Когда мои глаза привыкли к темноте, я заметила озадаченное выражение на лице коменданта. Опешившие солдаты ждали его распоряжений. Он, конечно, мог приказать им разобрать дом до основания и арестовать нас всех в наказание за внезапную вспышку моего гнева. Но я прекрасно понимала, что сейчас он думает о том, не ввел ли его в заблуждение месье Сюэль. Комендант был явно не тот человек, который любит, чтобы его ставили в дурацкое положение.

Когда мы с Эдуардом играли в покер, он всегда со смехом говорил, что со мной лучше не связываться, так как по моему лицу невозможно было ничего понять. И сейчас я напомнила себе о его словах, поскольку вела самую важную игру в своей жизни. И вот так мы стояли, глядя друг другу прямо в глаза. Комендант и я. И казалось, весь мир на секунду застыл вокруг нас: я слышала отдаленные раскаты орудий, сухой кашель сестры, тихую возню наших тощих кур в курятнике. А потом все стихло. Мы сошлись лицом к лицу, и каждый из нас поставил на правду. Клянусь, что могла пересчитать удары своего сердца.

— Что это?

— Что именно?

Комендант поднял лампу повыше, и в тусклом бледно-золотом свете нашим глазам предстала картина: мой портрет, который Эдуард написал, когда мы только-только поженились. Именно такой я и была в наш первый год: густые волосы блестящей волной лежат на плечах, кожа чистая и сияющая, уверенный взгляд женщины, которая знает, что любима. Несколько недель назад я принесла портрет из укромного места и повесила здесь, заявив, что будь я проклята, если позволю немцам решать, на что мне смотреть в моем доме, а на что — нет.

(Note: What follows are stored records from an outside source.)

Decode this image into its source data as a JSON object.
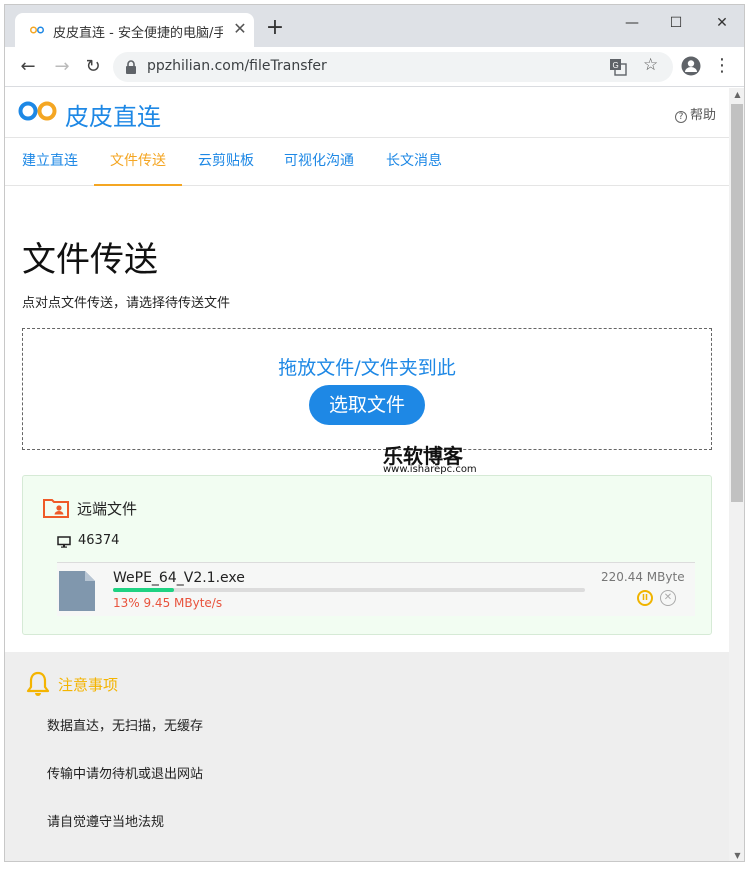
{
  "browser": {
    "tab_title": "皮皮直连 - 安全便捷的电脑/手机",
    "url": "ppzhilian.com/fileTransfer"
  },
  "site": {
    "logo_text": "皮皮直连",
    "help_label": "帮助"
  },
  "nav": {
    "tabs": [
      {
        "label": "建立直连",
        "active": false
      },
      {
        "label": "文件传送",
        "active": true
      },
      {
        "label": "云剪贴板",
        "active": false
      },
      {
        "label": "可视化沟通",
        "active": false
      },
      {
        "label": "长文消息",
        "active": false
      }
    ]
  },
  "main": {
    "title": "文件传送",
    "subtitle": "点对点文件传送，请选择待传送文件",
    "dropzone_text": "拖放文件/文件夹到此",
    "pick_button": "选取文件"
  },
  "watermark": {
    "title": "乐软博客",
    "url": "www.isharepc.com"
  },
  "remote": {
    "title": "远端文件",
    "device_id": "46374",
    "file": {
      "name": "WePE_64_V2.1.exe",
      "size": "220.44 MByte",
      "progress_percent": 13,
      "status": "13% 9.45 MByte/s"
    }
  },
  "notice": {
    "title": "注意事项",
    "items": [
      "数据直达，无扫描，无缓存",
      "传输中请勿待机或退出网站",
      "请自觉遵守当地法规"
    ]
  },
  "colors": {
    "brand_blue": "#1e88e5",
    "active_tab": "#f4a623",
    "progress_green": "#1ed282",
    "speed_red": "#e8533d",
    "notice_yellow": "#f4b400"
  }
}
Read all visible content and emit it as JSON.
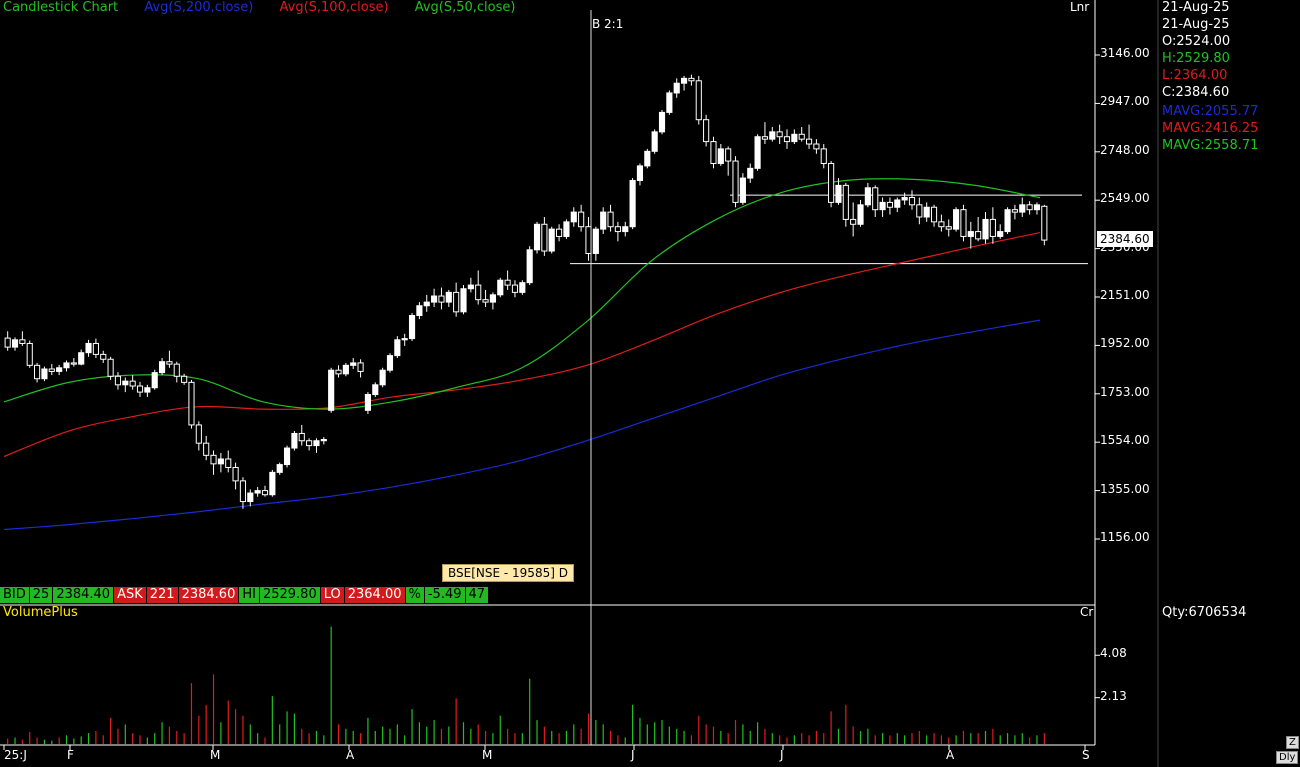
{
  "legend": {
    "title": "Candlestick Chart",
    "ma200": "Avg(S,200,close)",
    "ma100": "Avg(S,100,close)",
    "ma50": "Avg(S,50,close)"
  },
  "scale_mode": "Lnr",
  "volume_scale_unit": "Cr",
  "split_marker": "B 2:1",
  "side_panel": {
    "date1": "21-Aug-25",
    "date2": "21-Aug-25",
    "open": "O:2524.00",
    "high": "H:2529.80",
    "low": "L:2364.00",
    "close": "C:2384.60",
    "mavg200": "MAVG:2055.77",
    "mavg100": "MAVG:2416.25",
    "mavg50": "MAVG:2558.71",
    "qty": "Qty:6706534"
  },
  "quote_bar": {
    "bid_label": "BID",
    "bid_qty": "25",
    "bid_price": "2384.40",
    "ask_label": "ASK",
    "ask_qty": "221",
    "ask_price": "2384.60",
    "hi_label": "HI",
    "hi_value": "2529.80",
    "lo_label": "LO",
    "lo_value": "2364.00",
    "pct_label": "%",
    "pct_value": "-5.49",
    "extra": "47"
  },
  "tooltip": "BSE[NSE - 19585] D",
  "last_price_box": "2384.60",
  "volume_title": "VolumePlus",
  "colors": {
    "ma200": "#1a2cd8",
    "ma100": "#e01c1c",
    "ma50": "#22c022",
    "up_volume": "#22c022",
    "down_volume": "#e01c1c",
    "legend_title": "#22c022"
  },
  "chart_data": {
    "type": "candlestick",
    "title": "Candlestick Chart",
    "y_ticks": [
      "3146.00",
      "2947.00",
      "2748.00",
      "2549.00",
      "2350.00",
      "2151.00",
      "1952.00",
      "1753.00",
      "1554.00",
      "1355.00",
      "1156.00"
    ],
    "y_tick_values": [
      3146,
      2947,
      2748,
      2549,
      2350,
      2151,
      1952,
      1753,
      1554,
      1355,
      1156
    ],
    "ylim": [
      1000,
      3330
    ],
    "x_tick_labels": [
      "25:J",
      "F",
      "M",
      "A",
      "M",
      "J",
      "J",
      "A",
      "S"
    ],
    "volume_ticks": [
      "4.08",
      "2.13"
    ],
    "volume_tick_values": [
      4.08,
      2.13
    ],
    "volume_ylim": [
      0,
      5.7
    ],
    "horizontal_lines": [
      2570,
      2288
    ],
    "series": [
      {
        "name": "Avg(S,200,close)",
        "values": [
          1195,
          1215,
          1240,
          1268,
          1300,
          1330,
          1370,
          1420,
          1480,
          1560,
          1650,
          1740,
          1830,
          1900,
          1960,
          2010,
          2056
        ]
      },
      {
        "name": "Avg(S,100,close)",
        "values": [
          1495,
          1600,
          1660,
          1700,
          1690,
          1695,
          1740,
          1770,
          1810,
          1870,
          1970,
          2080,
          2170,
          2240,
          2300,
          2360,
          2416
        ]
      },
      {
        "name": "Avg(S,50,close)",
        "values": [
          1720,
          1800,
          1830,
          1815,
          1720,
          1690,
          1720,
          1780,
          1860,
          2050,
          2300,
          2470,
          2580,
          2630,
          2635,
          2610,
          2559
        ]
      }
    ],
    "candles": [
      [
        1982,
        2010,
        1930,
        1945
      ],
      [
        1945,
        1985,
        1930,
        1975
      ],
      [
        1975,
        2010,
        1950,
        1960
      ],
      [
        1960,
        1972,
        1860,
        1870
      ],
      [
        1870,
        1880,
        1800,
        1815
      ],
      [
        1815,
        1865,
        1805,
        1855
      ],
      [
        1855,
        1875,
        1830,
        1845
      ],
      [
        1845,
        1872,
        1830,
        1860
      ],
      [
        1860,
        1890,
        1845,
        1880
      ],
      [
        1880,
        1900,
        1865,
        1875
      ],
      [
        1875,
        1935,
        1870,
        1922
      ],
      [
        1922,
        1975,
        1905,
        1960
      ],
      [
        1960,
        1980,
        1900,
        1915
      ],
      [
        1915,
        1930,
        1880,
        1895
      ],
      [
        1895,
        1905,
        1810,
        1825
      ],
      [
        1825,
        1842,
        1770,
        1790
      ],
      [
        1790,
        1820,
        1760,
        1805
      ],
      [
        1805,
        1830,
        1770,
        1785
      ],
      [
        1785,
        1802,
        1740,
        1760
      ],
      [
        1760,
        1790,
        1740,
        1778
      ],
      [
        1778,
        1852,
        1770,
        1840
      ],
      [
        1840,
        1900,
        1830,
        1885
      ],
      [
        1885,
        1930,
        1860,
        1875
      ],
      [
        1875,
        1885,
        1800,
        1825
      ],
      [
        1825,
        1835,
        1790,
        1800
      ],
      [
        1800,
        1810,
        1610,
        1625
      ],
      [
        1625,
        1640,
        1520,
        1550
      ],
      [
        1550,
        1580,
        1480,
        1500
      ],
      [
        1500,
        1520,
        1420,
        1465
      ],
      [
        1465,
        1510,
        1430,
        1485
      ],
      [
        1485,
        1520,
        1430,
        1450
      ],
      [
        1450,
        1470,
        1360,
        1395
      ],
      [
        1395,
        1410,
        1280,
        1310
      ],
      [
        1310,
        1360,
        1290,
        1345
      ],
      [
        1345,
        1370,
        1330,
        1355
      ],
      [
        1355,
        1375,
        1330,
        1338
      ],
      [
        1338,
        1440,
        1330,
        1430
      ],
      [
        1430,
        1470,
        1420,
        1462
      ],
      [
        1462,
        1540,
        1450,
        1530
      ],
      [
        1530,
        1600,
        1520,
        1590
      ],
      [
        1590,
        1625,
        1540,
        1560
      ],
      [
        1560,
        1570,
        1520,
        1540
      ],
      [
        1540,
        1570,
        1510,
        1560
      ],
      [
        1560,
        1575,
        1545,
        1565
      ],
      [
        1685,
        1860,
        1675,
        1850
      ],
      [
        1850,
        1870,
        1820,
        1835
      ],
      [
        1835,
        1880,
        1825,
        1870
      ],
      [
        1870,
        1900,
        1855,
        1880
      ],
      [
        1880,
        1895,
        1820,
        1845
      ],
      [
        1685,
        1760,
        1670,
        1750
      ],
      [
        1750,
        1800,
        1740,
        1790
      ],
      [
        1790,
        1860,
        1780,
        1850
      ],
      [
        1850,
        1920,
        1840,
        1910
      ],
      [
        1910,
        1990,
        1900,
        1975
      ],
      [
        1975,
        2000,
        1950,
        1980
      ],
      [
        1980,
        2085,
        1970,
        2075
      ],
      [
        2075,
        2130,
        2060,
        2115
      ],
      [
        2115,
        2160,
        2090,
        2130
      ],
      [
        2130,
        2185,
        2110,
        2155
      ],
      [
        2155,
        2190,
        2100,
        2130
      ],
      [
        2130,
        2180,
        2110,
        2170
      ],
      [
        2170,
        2210,
        2070,
        2090
      ],
      [
        2090,
        2200,
        2080,
        2185
      ],
      [
        2185,
        2230,
        2170,
        2200
      ],
      [
        2200,
        2260,
        2120,
        2140
      ],
      [
        2140,
        2180,
        2110,
        2130
      ],
      [
        2130,
        2170,
        2100,
        2160
      ],
      [
        2160,
        2230,
        2150,
        2220
      ],
      [
        2220,
        2260,
        2180,
        2200
      ],
      [
        2200,
        2220,
        2150,
        2170
      ],
      [
        2170,
        2220,
        2160,
        2210
      ],
      [
        2210,
        2360,
        2200,
        2345
      ],
      [
        2345,
        2460,
        2330,
        2450
      ],
      [
        2450,
        2480,
        2320,
        2340
      ],
      [
        2340,
        2440,
        2330,
        2430
      ],
      [
        2430,
        2450,
        2380,
        2400
      ],
      [
        2400,
        2470,
        2390,
        2460
      ],
      [
        2460,
        2520,
        2440,
        2500
      ],
      [
        2500,
        2530,
        2420,
        2440
      ],
      [
        2440,
        2480,
        2300,
        2330
      ],
      [
        2330,
        2440,
        2300,
        2430
      ],
      [
        2430,
        2520,
        2410,
        2500
      ],
      [
        2500,
        2530,
        2420,
        2440
      ],
      [
        2440,
        2460,
        2380,
        2420
      ],
      [
        2420,
        2460,
        2400,
        2440
      ],
      [
        2440,
        2640,
        2430,
        2630
      ],
      [
        2630,
        2700,
        2610,
        2690
      ],
      [
        2690,
        2760,
        2680,
        2750
      ],
      [
        2750,
        2840,
        2740,
        2830
      ],
      [
        2830,
        2920,
        2820,
        2910
      ],
      [
        2910,
        3000,
        2900,
        2990
      ],
      [
        2990,
        3050,
        2970,
        3030
      ],
      [
        3030,
        3060,
        3000,
        3050
      ],
      [
        3050,
        3065,
        3020,
        3040
      ],
      [
        3040,
        3060,
        2860,
        2880
      ],
      [
        2880,
        2900,
        2770,
        2790
      ],
      [
        2790,
        2810,
        2680,
        2700
      ],
      [
        2700,
        2780,
        2690,
        2760
      ],
      [
        2760,
        2770,
        2650,
        2710
      ],
      [
        2710,
        2730,
        2520,
        2540
      ],
      [
        2540,
        2660,
        2530,
        2640
      ],
      [
        2640,
        2700,
        2620,
        2680
      ],
      [
        2680,
        2820,
        2670,
        2810
      ],
      [
        2810,
        2870,
        2780,
        2800
      ],
      [
        2800,
        2850,
        2790,
        2830
      ],
      [
        2830,
        2860,
        2780,
        2810
      ],
      [
        2810,
        2840,
        2760,
        2790
      ],
      [
        2790,
        2840,
        2780,
        2820
      ],
      [
        2820,
        2850,
        2790,
        2800
      ],
      [
        2800,
        2860,
        2760,
        2780
      ],
      [
        2780,
        2800,
        2740,
        2760
      ],
      [
        2760,
        2780,
        2680,
        2700
      ],
      [
        2700,
        2710,
        2520,
        2540
      ],
      [
        2540,
        2640,
        2530,
        2610
      ],
      [
        2610,
        2620,
        2440,
        2470
      ],
      [
        2470,
        2540,
        2400,
        2450
      ],
      [
        2450,
        2550,
        2440,
        2530
      ],
      [
        2530,
        2620,
        2520,
        2600
      ],
      [
        2600,
        2610,
        2480,
        2510
      ],
      [
        2510,
        2560,
        2480,
        2540
      ],
      [
        2540,
        2560,
        2490,
        2520
      ],
      [
        2520,
        2560,
        2500,
        2550
      ],
      [
        2550,
        2580,
        2530,
        2560
      ],
      [
        2560,
        2590,
        2510,
        2530
      ],
      [
        2530,
        2560,
        2450,
        2480
      ],
      [
        2480,
        2540,
        2460,
        2520
      ],
      [
        2520,
        2530,
        2440,
        2460
      ],
      [
        2460,
        2490,
        2420,
        2440
      ],
      [
        2440,
        2470,
        2400,
        2430
      ],
      [
        2430,
        2520,
        2420,
        2510
      ],
      [
        2510,
        2530,
        2380,
        2400
      ],
      [
        2400,
        2460,
        2350,
        2420
      ],
      [
        2420,
        2480,
        2380,
        2390
      ],
      [
        2390,
        2500,
        2370,
        2470
      ],
      [
        2470,
        2520,
        2370,
        2400
      ],
      [
        2400,
        2450,
        2390,
        2420
      ],
      [
        2420,
        2520,
        2410,
        2510
      ],
      [
        2510,
        2530,
        2470,
        2500
      ],
      [
        2500,
        2560,
        2480,
        2530
      ],
      [
        2530,
        2545,
        2490,
        2510
      ],
      [
        2510,
        2540,
        2490,
        2530
      ],
      [
        2524,
        2530,
        2364,
        2385
      ]
    ],
    "volumes": [
      [
        0.25,
        0
      ],
      [
        0.3,
        1
      ],
      [
        0.2,
        0
      ],
      [
        0.55,
        0
      ],
      [
        0.3,
        0
      ],
      [
        0.2,
        1
      ],
      [
        0.15,
        1
      ],
      [
        0.3,
        0
      ],
      [
        0.4,
        1
      ],
      [
        0.25,
        1
      ],
      [
        0.35,
        1
      ],
      [
        0.5,
        1
      ],
      [
        0.6,
        0
      ],
      [
        0.4,
        0
      ],
      [
        1.2,
        0
      ],
      [
        0.7,
        0
      ],
      [
        0.9,
        1
      ],
      [
        0.5,
        0
      ],
      [
        0.4,
        0
      ],
      [
        0.3,
        1
      ],
      [
        0.5,
        1
      ],
      [
        1.0,
        1
      ],
      [
        0.8,
        0
      ],
      [
        0.6,
        0
      ],
      [
        0.5,
        0
      ],
      [
        2.8,
        0
      ],
      [
        1.3,
        0
      ],
      [
        1.8,
        0
      ],
      [
        3.2,
        0
      ],
      [
        1.0,
        1
      ],
      [
        2.0,
        0
      ],
      [
        1.6,
        0
      ],
      [
        1.3,
        0
      ],
      [
        0.9,
        1
      ],
      [
        0.5,
        1
      ],
      [
        0.3,
        0
      ],
      [
        2.2,
        1
      ],
      [
        0.9,
        1
      ],
      [
        1.5,
        1
      ],
      [
        1.4,
        1
      ],
      [
        0.7,
        0
      ],
      [
        0.5,
        0
      ],
      [
        0.6,
        1
      ],
      [
        0.4,
        1
      ],
      [
        5.4,
        1
      ],
      [
        0.9,
        0
      ],
      [
        0.7,
        1
      ],
      [
        0.6,
        1
      ],
      [
        0.5,
        0
      ],
      [
        1.2,
        1
      ],
      [
        0.6,
        1
      ],
      [
        0.8,
        1
      ],
      [
        0.7,
        1
      ],
      [
        0.9,
        1
      ],
      [
        0.4,
        1
      ],
      [
        1.6,
        1
      ],
      [
        1.0,
        1
      ],
      [
        0.8,
        1
      ],
      [
        1.1,
        1
      ],
      [
        0.7,
        0
      ],
      [
        0.8,
        1
      ],
      [
        2.1,
        0
      ],
      [
        1.0,
        1
      ],
      [
        0.7,
        1
      ],
      [
        0.9,
        0
      ],
      [
        0.6,
        0
      ],
      [
        0.5,
        1
      ],
      [
        1.3,
        1
      ],
      [
        0.7,
        0
      ],
      [
        0.5,
        0
      ],
      [
        0.5,
        1
      ],
      [
        3.0,
        1
      ],
      [
        1.1,
        1
      ],
      [
        0.8,
        0
      ],
      [
        0.6,
        1
      ],
      [
        0.5,
        0
      ],
      [
        0.6,
        1
      ],
      [
        0.9,
        1
      ],
      [
        0.7,
        0
      ],
      [
        1.4,
        0
      ],
      [
        1.1,
        1
      ],
      [
        0.9,
        1
      ],
      [
        0.6,
        0
      ],
      [
        0.4,
        0
      ],
      [
        0.3,
        1
      ],
      [
        1.8,
        1
      ],
      [
        1.2,
        1
      ],
      [
        0.9,
        1
      ],
      [
        1.0,
        1
      ],
      [
        1.1,
        1
      ],
      [
        0.8,
        1
      ],
      [
        0.7,
        1
      ],
      [
        0.6,
        1
      ],
      [
        0.4,
        0
      ],
      [
        1.3,
        0
      ],
      [
        0.9,
        0
      ],
      [
        0.8,
        0
      ],
      [
        0.6,
        1
      ],
      [
        0.5,
        0
      ],
      [
        1.1,
        0
      ],
      [
        0.9,
        1
      ],
      [
        0.6,
        1
      ],
      [
        1.0,
        1
      ],
      [
        0.7,
        0
      ],
      [
        0.5,
        1
      ],
      [
        0.4,
        0
      ],
      [
        0.3,
        0
      ],
      [
        0.4,
        1
      ],
      [
        0.5,
        0
      ],
      [
        0.4,
        0
      ],
      [
        0.6,
        0
      ],
      [
        0.5,
        0
      ],
      [
        1.5,
        0
      ],
      [
        0.7,
        1
      ],
      [
        1.8,
        0
      ],
      [
        0.8,
        0
      ],
      [
        0.6,
        1
      ],
      [
        0.7,
        1
      ],
      [
        0.4,
        0
      ],
      [
        0.5,
        1
      ],
      [
        0.4,
        0
      ],
      [
        0.5,
        1
      ],
      [
        0.4,
        1
      ],
      [
        0.5,
        0
      ],
      [
        0.6,
        0
      ],
      [
        0.4,
        1
      ],
      [
        0.5,
        0
      ],
      [
        0.4,
        0
      ],
      [
        0.3,
        0
      ],
      [
        0.4,
        1
      ],
      [
        0.6,
        0
      ],
      [
        0.5,
        1
      ],
      [
        0.5,
        0
      ],
      [
        0.6,
        1
      ],
      [
        0.7,
        0
      ],
      [
        0.4,
        1
      ],
      [
        0.5,
        1
      ],
      [
        0.4,
        1
      ],
      [
        0.5,
        1
      ],
      [
        0.3,
        0
      ],
      [
        0.4,
        1
      ],
      [
        0.5,
        0
      ]
    ]
  }
}
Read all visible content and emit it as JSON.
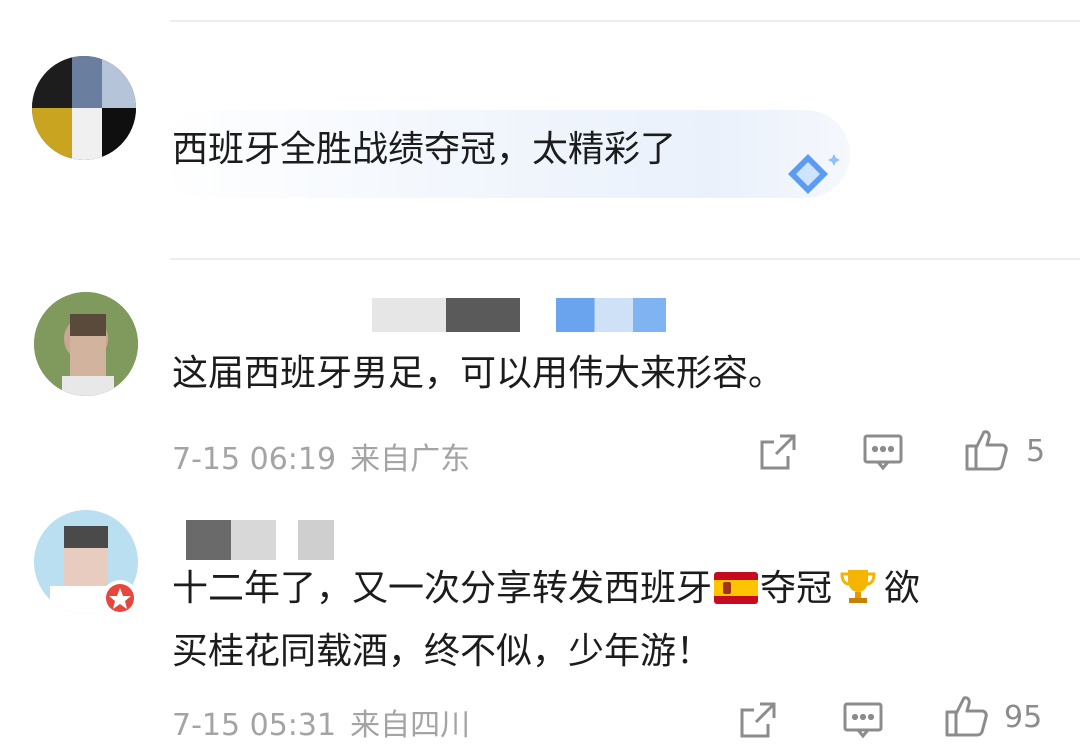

Комендант поднял лампу повыше, чтобы лучше разглядеть картину.

«Не вешай ее сюда! — предупреждала меня Элен. — Накличешь беду».

Наконец, с трудом оторвав глаза от портрета, он повернулся ко мне. Внимательно посмотрел на мое лицо, затем — снова на портрет.

— Портрет писал мой муж, — объяснила я, сама не понимая зачем.

Возможно, из-за желания дать выход благородному гневу. Возможно, из-за разительного контраста между девушкой на портрете и той, что стояла сейчас перед комендантом. Возможно, из-за плачущей белокурой девчушки, что держалась за мою юбку. А может быть, за два года оккупации и самому коменданту надоело строжить нас за малейшую провинность.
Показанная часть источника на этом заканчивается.